The Hands On Hearts program provides free life-saving, hands-only CPR training to people across the city. The initiative was launched by Mayor Bowser in October 2015 with the goal of training 5,000 people in a year. By working with Serve DC, the Mayor’s Office on Volunteerism, FEMS more than doubled the Mayor’s goal during the first year of the program.
While highlighting the success of the Hands on Hearts CPR training program, Mayor Bowser recognized Elizabeth Castro, the 30,000th person trained in the program. Mayor Bowser also recognized Jessica and Tylan Pendergast, parents of six-year-old Wisdom Pendergast who went into cardiac arrest earlier this summer. Wisdom’s father, Tylan, initiated CPR on his son until first responders arrived.

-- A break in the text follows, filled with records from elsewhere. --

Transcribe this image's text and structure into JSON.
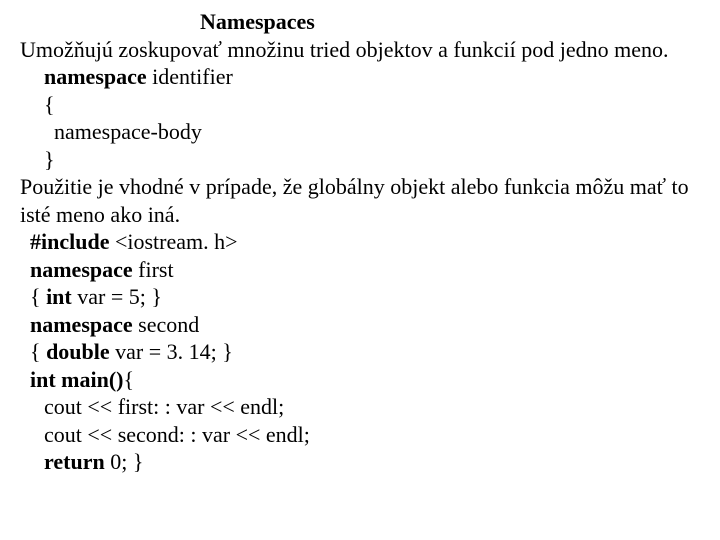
{
  "title": "Namespaces",
  "p1": "Umožňujú zoskupovať množinu tried objektov a funkcií pod jedno meno.",
  "syn": {
    "kw": "namespace",
    "ident": " identifier",
    "lbrace": "{",
    "body": "namespace-body",
    "rbrace": "}"
  },
  "p2": "Použitie je vhodné v prípade, že globálny objekt alebo funkcia môžu mať to isté meno ako iná.",
  "code": {
    "include_kw": "#include",
    "include_arg": " <iostream. h>",
    "ns1_kw": "namespace",
    "ns1_name": " first",
    "ns1_body_a": "{ ",
    "ns1_body_b": "int",
    "ns1_body_c": " var = 5; }",
    "ns2_kw": "namespace",
    "ns2_name": " second",
    "ns2_body_a": "{ ",
    "ns2_body_b": "double",
    "ns2_body_c": " var = 3. 14; }",
    "main_sig_a": "int main()",
    "main_sig_b": "{",
    "l1": "cout << first: : var << endl;",
    "l2": "cout << second: : var << endl;",
    "l3_a": "return",
    "l3_b": " 0; }"
  }
}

“When it comes to those that are in cardiac arrest, Hands on Hearts CPR can mean the difference between life and death. When seconds matter, we need you to provide us with a head start, and together, we can continue to save lives in the District,” said Chief Dean.
Last October, the Mayor honored more than 20 people who played a role in saving the life of a man who went into cardiac arrest inside a Dupont Circle office building. One of the honorees, District resident Danette Purvis, performed life-saving, hands-only CPR on the patient less than 24 hours after being trained in the Hands on Hearts program.
According to the American Heart Association, “CPR done within five minutes of a person’s collapse combined with professional care can increase survival rates by as much as 50 percent.”